Invisible Cities is quite a strange book. It chronicles the dialogue between Kublai Khan, the Mongol emperor, and Marco Polo, a Venetian traveler, wherein the latter describes the cities of the empire from his travels to the former. Over 9 chapters, Marco describes 55 cities divided into 11 thematic categories. The 55 cities, all bear female names. But the more cities Marco describes to Kublai Khan, the more he sees a certain resemblance of a pattern until he realizes that Marco Polo has all through described only one city, which is Venice.
Outwardly, the book is a beautiful nonsense. All you read is Marco Polo’s nonsensical description of the cities to which he had traveled. But if you give more meaning to his words and look beyond their surface, the nonsense clears itself into a thought-provoking philosophy. Marco Polo’s descriptions of the cities of his travels may sound abstract and nonsensical until you realize that it must be so, for one can only describe a thing according to his subjective perspective. Marco’s descriptions of the cities of his travels are a hybrid of his memories, desires, and what he perceived through his naked eye. But what does he see through his naked eye? Does he see the cities of Kublai Khan’s vast empire? Or do the cities elude his vision and become invisible?
Kublai Khan’s desire to comprehend the present true state of the cities of his great empire is frustrated by Marco’s descriptions. When Kublai demands Marco to describe his cities, with the help of a chessboard, only the great Khan comes to realize that what he seeks to comprehend, can never be comprehended. “Perhaps, instead of racking one’s brain to suggest with the ivory pieces’ scant help visions which were anyway destined to oblivion, it would suffice to play a game according to the rules, and to consider each successive state of the board as one of the countless forms that the system of forms assembles and destroys. Knowledge of the empire was hidden in the pattern drawn by the angular shifts of the knight, by the diagonal, passages opened by the bishop’s incursions, by the lumbering, cautious tread of the king and the humble pawn, by the inexorable ups and downs of every game. What were the true stakes? At checkmate, beneath the foot of the king, knocked aside by the winner’s hand, a black or a white square remains. By disembodying his conquests to reduce them to the essential, Kublai had arrived at the extreme operation: the definitive conquest, of which the empire’s multiform treasures were only illusory envelopes. It was reduced to a square of planed wood: nothingness. . . .”

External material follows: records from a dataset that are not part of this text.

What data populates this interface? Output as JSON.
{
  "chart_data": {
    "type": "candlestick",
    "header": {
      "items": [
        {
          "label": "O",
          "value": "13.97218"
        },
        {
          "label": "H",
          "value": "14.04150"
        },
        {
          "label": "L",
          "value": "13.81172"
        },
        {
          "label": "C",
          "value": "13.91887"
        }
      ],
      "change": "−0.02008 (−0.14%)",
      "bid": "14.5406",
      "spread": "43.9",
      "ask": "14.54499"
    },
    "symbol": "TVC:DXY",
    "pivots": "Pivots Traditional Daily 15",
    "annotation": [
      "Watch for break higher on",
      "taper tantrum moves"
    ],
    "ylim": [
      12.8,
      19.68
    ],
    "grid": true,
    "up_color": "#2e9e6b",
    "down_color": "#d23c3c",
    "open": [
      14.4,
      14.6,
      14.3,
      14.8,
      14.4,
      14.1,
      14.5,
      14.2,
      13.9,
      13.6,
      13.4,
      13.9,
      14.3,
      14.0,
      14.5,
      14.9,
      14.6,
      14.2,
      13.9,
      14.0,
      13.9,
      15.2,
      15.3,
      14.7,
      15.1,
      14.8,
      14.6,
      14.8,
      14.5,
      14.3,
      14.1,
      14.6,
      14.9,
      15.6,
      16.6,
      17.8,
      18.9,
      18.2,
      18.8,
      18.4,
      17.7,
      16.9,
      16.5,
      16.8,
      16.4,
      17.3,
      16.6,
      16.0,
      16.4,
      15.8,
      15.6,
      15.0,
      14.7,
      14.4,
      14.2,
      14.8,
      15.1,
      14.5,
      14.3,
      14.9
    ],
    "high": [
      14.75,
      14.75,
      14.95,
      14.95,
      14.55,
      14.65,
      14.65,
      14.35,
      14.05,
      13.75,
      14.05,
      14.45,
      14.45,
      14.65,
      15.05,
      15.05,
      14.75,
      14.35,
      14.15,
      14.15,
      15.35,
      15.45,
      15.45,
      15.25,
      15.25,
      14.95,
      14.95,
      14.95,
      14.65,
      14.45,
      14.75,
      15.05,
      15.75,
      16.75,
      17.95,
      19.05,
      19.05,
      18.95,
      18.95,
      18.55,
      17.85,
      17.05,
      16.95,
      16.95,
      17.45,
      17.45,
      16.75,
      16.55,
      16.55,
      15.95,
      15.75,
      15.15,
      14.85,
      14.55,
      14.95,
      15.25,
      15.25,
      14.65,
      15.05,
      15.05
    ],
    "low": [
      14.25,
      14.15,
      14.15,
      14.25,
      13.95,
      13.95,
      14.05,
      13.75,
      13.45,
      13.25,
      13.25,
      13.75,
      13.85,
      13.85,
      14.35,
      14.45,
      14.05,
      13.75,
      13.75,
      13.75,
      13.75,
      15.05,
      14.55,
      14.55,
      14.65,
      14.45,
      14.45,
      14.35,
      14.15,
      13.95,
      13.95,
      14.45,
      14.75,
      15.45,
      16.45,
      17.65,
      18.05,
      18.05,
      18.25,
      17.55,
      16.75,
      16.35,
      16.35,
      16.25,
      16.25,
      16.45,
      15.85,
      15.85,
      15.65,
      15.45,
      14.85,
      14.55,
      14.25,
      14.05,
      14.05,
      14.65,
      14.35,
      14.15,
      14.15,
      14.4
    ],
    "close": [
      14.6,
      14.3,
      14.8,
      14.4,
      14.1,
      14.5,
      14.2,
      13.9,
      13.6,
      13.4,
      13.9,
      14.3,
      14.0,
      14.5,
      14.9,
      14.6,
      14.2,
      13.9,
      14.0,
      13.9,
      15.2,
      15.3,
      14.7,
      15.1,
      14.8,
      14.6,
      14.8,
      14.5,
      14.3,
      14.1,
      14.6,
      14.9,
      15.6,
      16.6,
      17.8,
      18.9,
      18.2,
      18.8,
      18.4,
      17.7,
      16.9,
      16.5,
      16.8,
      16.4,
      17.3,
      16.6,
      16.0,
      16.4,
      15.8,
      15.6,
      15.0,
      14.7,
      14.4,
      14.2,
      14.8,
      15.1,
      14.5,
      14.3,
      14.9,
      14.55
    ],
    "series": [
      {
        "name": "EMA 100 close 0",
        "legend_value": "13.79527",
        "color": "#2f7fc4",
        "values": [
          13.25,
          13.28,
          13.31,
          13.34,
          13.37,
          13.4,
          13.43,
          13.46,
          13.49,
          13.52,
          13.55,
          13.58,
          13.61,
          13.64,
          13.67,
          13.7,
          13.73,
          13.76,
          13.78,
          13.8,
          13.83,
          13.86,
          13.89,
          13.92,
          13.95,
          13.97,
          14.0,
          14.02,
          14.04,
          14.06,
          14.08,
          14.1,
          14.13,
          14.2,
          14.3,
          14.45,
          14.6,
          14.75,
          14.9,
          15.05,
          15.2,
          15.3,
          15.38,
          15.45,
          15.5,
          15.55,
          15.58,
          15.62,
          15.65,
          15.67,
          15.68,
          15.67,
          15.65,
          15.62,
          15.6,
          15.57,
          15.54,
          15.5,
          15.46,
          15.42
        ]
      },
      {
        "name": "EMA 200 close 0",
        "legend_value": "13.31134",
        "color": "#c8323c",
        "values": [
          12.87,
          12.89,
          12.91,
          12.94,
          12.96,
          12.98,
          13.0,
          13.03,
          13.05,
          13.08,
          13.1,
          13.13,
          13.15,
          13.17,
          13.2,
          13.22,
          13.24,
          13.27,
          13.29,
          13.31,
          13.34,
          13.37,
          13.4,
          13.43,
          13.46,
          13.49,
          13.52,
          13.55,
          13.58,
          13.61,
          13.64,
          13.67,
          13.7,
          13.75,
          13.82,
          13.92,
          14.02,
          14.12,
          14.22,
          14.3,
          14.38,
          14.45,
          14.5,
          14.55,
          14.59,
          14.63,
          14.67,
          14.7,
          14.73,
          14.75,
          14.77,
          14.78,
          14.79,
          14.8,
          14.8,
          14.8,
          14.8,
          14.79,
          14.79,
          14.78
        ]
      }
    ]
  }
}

The book is a beautiful work of philosophy. I was in awe once the comprehension began to dawn upon me. There was so much material to reflect on. I was thoroughly captivated by his beautiful writing and profound philosophy. My kindle is full of highlighted passages which is evidence in itself of how much I was enchanted by his words. I don’t like to crowd my review with quotations, but I feel some of it is called for, in justice for this work. Therefore, I’ll be sharing the following two quotations as a winding up to the review.
“Marco Polo describes a bridge, stone by stone. “But which is the stone that supports the bridge?” Kublai Khan asks. “The bridge is not supported by one stone or another,” Marco answers, “but by the line of the arch that they form.” Kublai Khan remains silent, reflecting. Then he adds: “Why do you speak to me of the stones? It is only the arch that matters to me.” Polo answers: “Without stones, there is no arch.”
“Perhaps, Kublai thought, the empire is nothing but a zodiac of the mind’s phantasms. “On the day when I know all the emblems,” he asked Marco, “shall I be able to possess my empire, at last?” And the Venetian answered: “Sire, do not believe it. On that day you will be an emblem among emblems.”